Built in the 1980s, Little Blue Valley Sewer District operates Atherton, which was designed to reduce the primary process chain to preliminary bar screening and aerated grit removal, while relying solely on secondary treatment performed in four, standalone 42-ft by 400-ft aeration/clarification basins.
Scope
The $73-million retrofit changed the plant to a more conventional activated sludge process. The work included modification of two of the four existing oxidation ditches and mothballing the other two. Four, 1.48-MG primary clarifiers were built, along with five, 2.38-MG secondary clarifiers and an upgrade to the influent pump station. To correct discharge problems, a 640-hp, five-pump effluent pump station was built. This now allows four modes of operation, depending on the flow level.
Proven methods and technologies were applied, with an innovative combination of components.
The original plant design relied on mechanical mixers to maintain a 1 ft/second velocity in the 17-ft deep sewage flow as it circulated around the perimeter of the 6-MG oxidation ditches, which were configured with turning walls to further promote mixing. Almost from the outset, however, the process that had worked effectively elsewhere on a small scale was ill suited for the wet weather hydraulics of a plant as large as Atherton.
The original mixers were long-blade, variable speed, hydraulic-type units powered by external motors and hydraulic pumps. These mixers had become vulnerable. The motors and even their mounting masts began to fail. Maintenance costs skyrocketed as the mixers struggled to deliver a consistent velocity.
Solution
The district replaced the first-generation mixers with 16, Xylem 5-hp electric submersible mixers, arranged in a double battery of eight each at the ends of the channels. These submersible units were fitted with “banana blade” fiberglass props that rotated at 42 rpm to steadily propel and churn the mixed liquor suspended solids (MLSS) as it flowed around the channel.

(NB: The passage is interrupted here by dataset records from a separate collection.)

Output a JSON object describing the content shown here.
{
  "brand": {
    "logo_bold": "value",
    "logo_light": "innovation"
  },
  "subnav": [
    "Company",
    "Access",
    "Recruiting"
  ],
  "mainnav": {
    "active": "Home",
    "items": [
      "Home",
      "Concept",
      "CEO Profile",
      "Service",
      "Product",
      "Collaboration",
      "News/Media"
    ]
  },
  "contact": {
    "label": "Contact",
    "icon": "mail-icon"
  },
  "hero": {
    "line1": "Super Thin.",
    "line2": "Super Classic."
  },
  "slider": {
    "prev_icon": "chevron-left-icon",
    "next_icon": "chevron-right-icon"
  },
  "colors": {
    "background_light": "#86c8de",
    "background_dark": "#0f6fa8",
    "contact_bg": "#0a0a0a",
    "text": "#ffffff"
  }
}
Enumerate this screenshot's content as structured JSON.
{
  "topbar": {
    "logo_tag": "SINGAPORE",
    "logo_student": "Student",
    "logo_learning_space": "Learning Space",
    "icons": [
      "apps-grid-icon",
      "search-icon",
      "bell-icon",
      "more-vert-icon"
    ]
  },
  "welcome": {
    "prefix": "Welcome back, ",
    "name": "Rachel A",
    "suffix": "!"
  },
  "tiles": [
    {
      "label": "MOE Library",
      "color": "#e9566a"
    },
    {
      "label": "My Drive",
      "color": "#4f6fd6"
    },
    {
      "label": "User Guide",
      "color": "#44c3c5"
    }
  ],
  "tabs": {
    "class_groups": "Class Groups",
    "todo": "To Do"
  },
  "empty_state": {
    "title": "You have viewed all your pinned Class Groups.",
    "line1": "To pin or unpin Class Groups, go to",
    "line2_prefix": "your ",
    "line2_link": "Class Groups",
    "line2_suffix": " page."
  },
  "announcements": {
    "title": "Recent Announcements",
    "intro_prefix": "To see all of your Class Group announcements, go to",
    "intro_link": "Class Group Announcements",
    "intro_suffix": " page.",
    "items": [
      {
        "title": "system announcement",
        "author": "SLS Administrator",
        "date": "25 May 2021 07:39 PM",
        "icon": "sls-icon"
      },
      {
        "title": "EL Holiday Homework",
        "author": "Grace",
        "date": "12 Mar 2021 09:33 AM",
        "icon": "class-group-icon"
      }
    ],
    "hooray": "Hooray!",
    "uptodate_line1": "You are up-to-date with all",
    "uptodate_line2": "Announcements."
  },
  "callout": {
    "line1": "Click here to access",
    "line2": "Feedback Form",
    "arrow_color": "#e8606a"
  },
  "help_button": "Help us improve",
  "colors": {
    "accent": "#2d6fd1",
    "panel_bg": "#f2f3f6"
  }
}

The project increased the plant’s capacity from 40 mgd to 52 mgd average dry weather flow and partially addressed the issues associated with peaks. Some changes were subtle, such as maintaining deeper clarifiers or modifying two of the four oxidation basins. Others stood out, like the powerful effluent pump station with five, 100-mgd, Flygt Model PL7121, 640 hp propeller pumps. These pumps are equipped with a solids-handling “N” propeller that features a patented self-cleaning volute that clears the propeller of all debris that reaches the pumps.
After passing through the primary treatment, the flow enters the first zone of the basin where up to 30 percent of the primary effluent is pumped through the common wall by a propeller pump. This additional feed location allows the return activated sludge to achieve a higher system solids retention time without increasing the loading to the clarifiers. The PP4640, 4-hp pumps accomplish this task by simply pumping up to 7.8 mgd of the primary effluent through the common wall.
The sludge return (RAS) flow enters the first zone where it mixes with a separate entry of the primary effluent as well as MLSS at the end of the second pass through the basin. The flow first enters the basin where it can be operated as either an anoxic or an aerobic swing zone, depending on flow and treatment requirements. Two Flygt Model SR4680, 40-hp mixers work in conjunction with the flow from two PP4670, 20-hp recycle pumps to mix in this anoxic zone and provide homogenization of the influent, RAS, and recycled MLSS.